10 January 2012

Jorge Posada, Wally Schang, Jason Varitek, and Chris Hoiles

With Jorge Posada retiring, I wondered how his numbers stack up against the all-time greats.  The easiest and perhaps most effective way to do this is simply to look at the career WAR of a player. 

Every catcher who has been eligible for the Hall of Fame and has a higher WAR than Posada has made it.  Those above him fall into three basic tiers.  You have the best catchers ever according to WAR (66.3-71.3; Johnny Bench, Carlton Fisk, Gary Carter, and a not yet eligible Ivan Rodriguez).  The second tier includes one player (Yogi Berra) at 61.3, but will soon include Mike Piazza at 59.1.  The third tier (50.3-54.4) has three players: Bill Dickey, Mickey Cochrane, and Gabby Harnett.  All of these players have been or will be awarded with a place in the Hall.

What is interesting to me though is that Posada comes next at 44.9 during his 17 years playing and is basically equal to the following players: Wally Schang (43.8 during 19 years), Thurmon Munson (43.4 during 11 years), and Bill Freehan (43.3 during 16 years).  All four of these players share one thing in common: none are in the Hall of Fame.  The BBWA elected Roy Campanella in with a 36.2 WAR and the Veteran's committee voted in Ernie Lombardi (39.0), Rick Ferrell (22.9), and Ray Schalk (22.6).  Lombardi fits on the list right at 16th below Joe Mauer and Darrell Porter.  Campanella comes in at 18th right after Jason Kendell.
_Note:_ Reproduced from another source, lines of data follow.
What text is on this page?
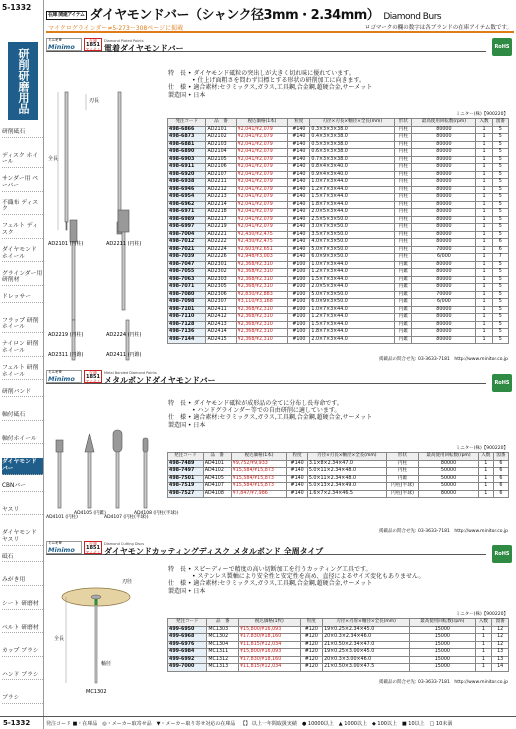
5-1332
研削研磨用品
研削砥石
ディスク ホイール
サンダー用 ペーパー
不織布 ディスク
フェルト ディスク
ダイヤモンド ホイール
グラインダー用 研削材
ドレッサー
フラップ 研削ホイール
ナイロン 研削ホイール
フェルト 研削ホイール
研削バンド
軸付砥石
軸付ホイール
ダイヤモンド バー
CBNバー
ヤスリ
ダイヤモンド ヤスリ
砥石
みがき用
シート 研磨材
ベルト 研磨材
カップ ブラシ
ハンド ブラシ
ブラシ
在庫 関連アイテム ダイヤモンドバー（シャンク径3mm・2.34mm） Diamond Burs
マイクログラインダー≠5-273〜308ページに掲載	ロゴマークの欄の数字は各ブランドの在庫アイテム数です。
ミニモ®
Minimo
在庫
1851
アイテム
Diamond Plated Points
電着ダイヤモンドバー	RoHS
特　長 • ダイヤモンド砥粒の突出しが大きく切れ味に優れています。
　　　　• 仕上げ面粗さを問わず目標とする形状の研削加工に向きます。
仕　様 • 適合素材:セラミックス,ガラス,工具鋼,合金鋼,超硬合金,サーメット
製造国 • 日本
ミニター(株)【900220】
発注コード	品　番	税込価格(1本)	粒度	刃径×刃長×軸径×全長(mm)	形状	最高使用回転数(rpm)	入数	図番
498-6866	AD2101	¥2,041/¥2,079	#140	0.3×3×3×38.0	円柱	80000	1	5
498-6873	AD2102	¥2,041/¥2,079	#140	0.4×3×3×38.0	円柱	80000	1	5
498-6881	AD2103	¥2,041/¥2,079	#140	0.5×3×3×38.0	円柱	80000	1	5
498-6890	AD2104	¥2,041/¥2,079	#140	0.6×3×3×38.0	円柱	80000	1	5
498-6903	AD2105	¥2,041/¥2,079	#140	0.7×3×3×38.0	円柱	80000	1	5
498-6911	AD2106	¥2,041/¥2,079	#140	0.8×4×3×40.0	円柱	80000	1	5
498-6920	AD2107	¥2,041/¥2,079	#140	0.9×4×3×40.0	円柱	80000	1	5
498-6938	AD2211	¥2,041/¥2,079	#140	1.0×7×3×44.0	円柱	80000	1	5
498-6946	AD2212	¥2,041/¥2,079	#140	1.2×7×3×44.0	円柱	80000	1	5
498-6954	AD2213	¥2,041/¥2,079	#140	1.5×7×3×44.0	円柱	80000	1	5
498-6962	AD2214	¥2,041/¥2,079	#140	1.8×7×3×44.0	円柱	80000	1	5
498-6971	AD2218	¥2,041/¥2,079	#140	2.0×5×3×44.0	円柱	80000	1	5
498-6989	AD2217	¥2,041/¥2,079	#140	2.5×5×3×50.0	円柱	80000	1	5
498-6997	AD2219	¥2,041/¥2,079	#140	3.0×7×3×50.0	円柱	80000	1	5
498-7004	AD2221	¥2,430/¥2,475	#140	3.5×7×3×50.0	円柱	80000	1	5
498-7012	AD2222	¥2,430/¥2,475	#140	4.0×7×3×50.0	円柱	80000	1	6
498-7021	AD2224	¥2,603/¥2,651	#140	5.0×7×3×50.0	円柱	70000	1	6
498-7039	AD2226	¥2,948/¥3,003	#140	6.0×9×3×50.0	円柱	6/000	1	7
498-7047	AD2301	¥2,368/¥2,310	#100	1.0×7×3×44.0	円錐	80000	1	5
498-7055	AD2302	¥2,368/¥2,310	#100	1.2×7×3×44.0	円錐	80000	1	5
498-7063	AD2303	¥2,368/¥2,310	#100	1.5×7×3×44.0	円錐	80000	1	5
498-7071	AD2305	¥2,368/¥2,310	#100	2.0×5×3×44.0	円錐	80000	1	5
498-7080	AD2306	¥2,830/¥2,883	#100	5.0×7×3×50.0	円錐	70000	1	5
498-7098	AD2307	¥3,110/¥3,168	#100	6.0×9×3×50.0	円錐	6/000	1	5
498-7101	AD2411	¥2,368/¥2,310	#100	1.0×7×3×44.0	円錐	80000	1	5
498-7110	AD2412	¥2,368/¥2,310	#100	1.2×7×3×44.0	円錐	80000	1	5
498-7128	AD2413	¥2,368/¥2,310	#100	1.5×7×3×44.0	円錐	80000	1	5
498-7136	AD2414	¥2,368/¥2,310	#100	1.8×7×3×44.0	円錐	80000	1	5
498-7144	AD2415	¥2,368/¥2,310	#100	2.0×7×3×44.0	円錐	80000	1	5
掲載品の問合せ先: 03-3633-7181　http://www.minitor.co.jp
全長
刃長
AD2101 (円柱)	AD2211 (円柱)
AD2219 (円柱)	AD2224 (円柱)
AD2311 (円錐)	AD2411 (円錐)
ミニモ®
Minimo
在庫
1851
アイテム
Metal Bonded Diamond Points
メタルボンドダイヤモンドバー	RoHS
特　長 • ダイヤモンド砥粒が成形品の全てに分布し長寿命です。
　　　　• ハンドグラインダー等での自由研削に適しています。
仕　様 • 適合素材:セラミックス,ガラス,工具鋼,合金鋼,超硬合金,サーメット
製造国 • 日本
ミニター(株)【900220】
発注コード	品　番	税込価格(1本)	粒度	刃径×刃長×軸径×全長(mm)	形状	最高使用回転数(rpm)	入数	図番
498-7489	AD4101	¥9,752/¥9,933	#140	3.1×8×2.34×47.0	円柱	80000	1	6
498-7497	AD4102	¥15,584/¥15,873	#140	5.0×11×2.34×48.0	円柱	50000	1	6
498-7501	AD4105	¥15,584/¥15,873	#140	5.0×11×2.34×48.0	円錐	50000	1	6
498-7519	AD4107	¥15,584/¥15,873	#140	5.0×13×2.34×49.0	円柱(半球)	50000	1	6
498-7527	AD4108	¥7,847/¥7,986	#140	1.6×7×2.34×46.5	円柱(半球)	80000	1	6
掲載品の問合せ先: 03-3633-7181　http://www.minitor.co.jp
AD4101 (円柱)
AD4105 (円錐)
AD4107 (円柱(半球))
AD4108 (円柱(半球))
ミニモ®
Minimo
在庫
1851
アイテム
Diamond Cutting Discs
ダイヤモンドカッティングディスク メタルボンド 全周タイプ	RoHS
特　長 • スピーディーで精度の高い切断加工を行うカッティング工具です。
　　　　• ステンレス製軸により安全性と安定性を高め、直径によるサイズ変化もありません。
仕　様 • 適合素材:セラミックス,ガラス,工具鋼,合金鋼,超硬合金,サーメット
製造国 • 日本
ミニター(株)【900220】
発注コード	品　番	税込価格(1枚)	粒度	刃径×刃厚×軸径×全長(mm)	最高使用回転数(rpm)	入数	図番
499-6950	MC1303	¥15,800/¥16,093	#120	19×0.25×2.34×45.0	15000	1	12
499-6968	MC1302	¥17,830/¥18,160	#120	20×0.3×2.34×46.0	15000	1	12
499-6976	MC1304	¥11,815/¥12,034	#120	21×0.50×2.34×47.0	15000	1	12
499-6984	MC1311	¥15,800/¥16,093	#120	19×0.25×3.00×45.0	15000	1	13
499-6992	MC1312	¥17,830/¥18,160	#120	20×0.3×3.00×46.0	15000	1	13
499-7000	MC1313	¥11,815/¥12,034	#120	21×0.50×3.00×47.5	15000	1	14
掲載品の問合せ先: 03-3633-7181　http://www.minitor.co.jp
全長
軸径
刃径
MC1302
発注コード ■・在庫品 ◎・メーカー取寄せ品 ▼・メーカー取り寄せ対応の在庫品 【】 以上一年間取扱実績 ● 10000以上 ▲ 1000以上 ◆ 100以上 ■ 10以上 □ 10未満
5-1332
Ferrell is 36th right behind Jason Varitek and Schalk is 41st right behind Ramon Hernandez.

This leaves a question as to whether or not Jorge Posada deserves to be in the Hall of Fame.  If he enters, he certainly will be a lower tier HOFer.  The players after him appear to be all questionable.  Why?  The three Posada is basically tied to have not been admitted.  There has been a bit of discussion about Munson, but I have never heard anyone make the effort for Wally Schang.  For me the sizable difference between the third tier run at 50.3 and Posada at 44.9 appears great enough to make that a line in the sand.  The Hall of Fame is full of arbitrary considerations though and I typically do not care one way or another what happens.  However, we can certainly say Posada was not one of the greatest catchers ever and I doubt anyone was claiming that anyway.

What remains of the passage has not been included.